Billboards Call Out Cuellar for Refusing to Sign Term Limits Pledge

SAN ANTONIO, TX /PRNewswire/ — U.S. Term Limits is calling out Rep. Henry Cuellar (TX-28) for refusing to sign the U.S. Term Limits pledge that promises to co-sponsor the U.S. Term Limits amendment for congressional term limits in a series of billboards in his district. The introduced amendment calls for 6 years total in the U.S. House of Representatives and 12 years maximum in the U.S. Senate. The billboards are meant to educate the voters of the district about Cuellar’s adamant refusal to support congressional term limits. Recent polling by RMG Research shows 84% of likely Democratic voters in his district favor congressional term limits. Cuellar’s Democratic opponent in the primary, Jessica Cisneros has signed the pledge. The polling also shows that when Democratic primary voters are made aware that Cisneros supports congressional term limits and Cuellar does not, she surges to a lead over Cuellar who has consistently refused to sign the term limits pledge.

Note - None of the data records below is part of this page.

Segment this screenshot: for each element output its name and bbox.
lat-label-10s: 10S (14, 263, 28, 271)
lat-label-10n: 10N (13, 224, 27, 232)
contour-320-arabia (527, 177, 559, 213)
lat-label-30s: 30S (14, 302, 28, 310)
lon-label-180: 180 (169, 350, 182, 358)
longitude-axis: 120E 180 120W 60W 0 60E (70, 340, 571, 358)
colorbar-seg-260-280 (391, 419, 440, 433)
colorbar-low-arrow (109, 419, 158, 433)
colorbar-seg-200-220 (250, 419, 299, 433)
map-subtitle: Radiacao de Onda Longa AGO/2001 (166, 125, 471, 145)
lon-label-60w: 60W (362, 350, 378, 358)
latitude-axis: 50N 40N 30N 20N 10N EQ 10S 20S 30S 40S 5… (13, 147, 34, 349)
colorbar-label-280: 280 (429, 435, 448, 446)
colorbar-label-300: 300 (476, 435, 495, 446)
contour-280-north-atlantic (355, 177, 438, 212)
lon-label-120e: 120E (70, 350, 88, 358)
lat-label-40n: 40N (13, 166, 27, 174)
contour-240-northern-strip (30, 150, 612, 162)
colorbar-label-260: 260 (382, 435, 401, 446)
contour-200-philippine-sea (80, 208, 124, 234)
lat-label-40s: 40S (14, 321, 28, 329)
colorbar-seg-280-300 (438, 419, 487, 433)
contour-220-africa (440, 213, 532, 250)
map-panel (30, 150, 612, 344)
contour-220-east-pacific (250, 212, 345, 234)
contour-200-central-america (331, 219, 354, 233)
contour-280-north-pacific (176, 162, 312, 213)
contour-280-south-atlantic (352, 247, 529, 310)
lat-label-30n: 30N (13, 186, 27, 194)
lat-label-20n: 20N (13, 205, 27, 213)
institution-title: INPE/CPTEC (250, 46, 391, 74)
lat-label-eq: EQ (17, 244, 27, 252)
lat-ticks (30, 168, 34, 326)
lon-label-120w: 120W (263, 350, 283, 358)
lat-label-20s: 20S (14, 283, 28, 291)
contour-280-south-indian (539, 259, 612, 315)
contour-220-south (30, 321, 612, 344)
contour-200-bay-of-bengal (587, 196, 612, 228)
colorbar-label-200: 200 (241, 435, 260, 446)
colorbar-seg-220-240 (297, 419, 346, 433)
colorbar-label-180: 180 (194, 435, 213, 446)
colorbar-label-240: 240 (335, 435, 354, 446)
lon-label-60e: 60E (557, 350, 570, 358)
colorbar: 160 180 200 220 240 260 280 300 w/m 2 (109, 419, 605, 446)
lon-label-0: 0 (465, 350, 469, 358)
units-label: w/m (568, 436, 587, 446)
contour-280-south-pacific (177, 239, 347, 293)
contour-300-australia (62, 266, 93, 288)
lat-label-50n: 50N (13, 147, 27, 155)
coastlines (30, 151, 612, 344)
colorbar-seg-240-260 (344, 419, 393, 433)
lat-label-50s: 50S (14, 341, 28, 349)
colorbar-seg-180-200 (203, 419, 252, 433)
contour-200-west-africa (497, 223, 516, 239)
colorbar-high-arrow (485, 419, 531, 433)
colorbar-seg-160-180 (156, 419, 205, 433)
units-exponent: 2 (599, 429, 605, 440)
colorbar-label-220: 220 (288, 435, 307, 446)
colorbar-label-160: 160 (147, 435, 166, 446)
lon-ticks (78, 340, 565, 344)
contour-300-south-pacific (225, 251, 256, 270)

House Joint Resolution 12 (HJR12) has 77 House members on board. Support is expected to exceed 100 members in the next session of Congress. The U.S. Term Limits amendment has been introduced in Congress calling for six years total in the U.S. House of Representatives and twelve years maximum in the U.S. Senate. Senate Joint Resolution 3 (SJR3) has 16 sponsors and cosponsors.

“Since entering office in 2005, Henry Cuellar has refused to sign the term limits pledge despite the fact that his constituents favor congressional term limits,” said Nicolas Tomboulides, Executive Director of U.S. Term Limits. “These billboards are meant to educate voters of the 28th District that Representative Cuellar does not support congressional term limits.

“Congressional term limits is not a Democratic or Republican issue, it is an American issue,” concluded Tomboulides. “In this polarized political environment, the need for congressional term limits is the one issue all Americans agree on except for Henry Cuellar.”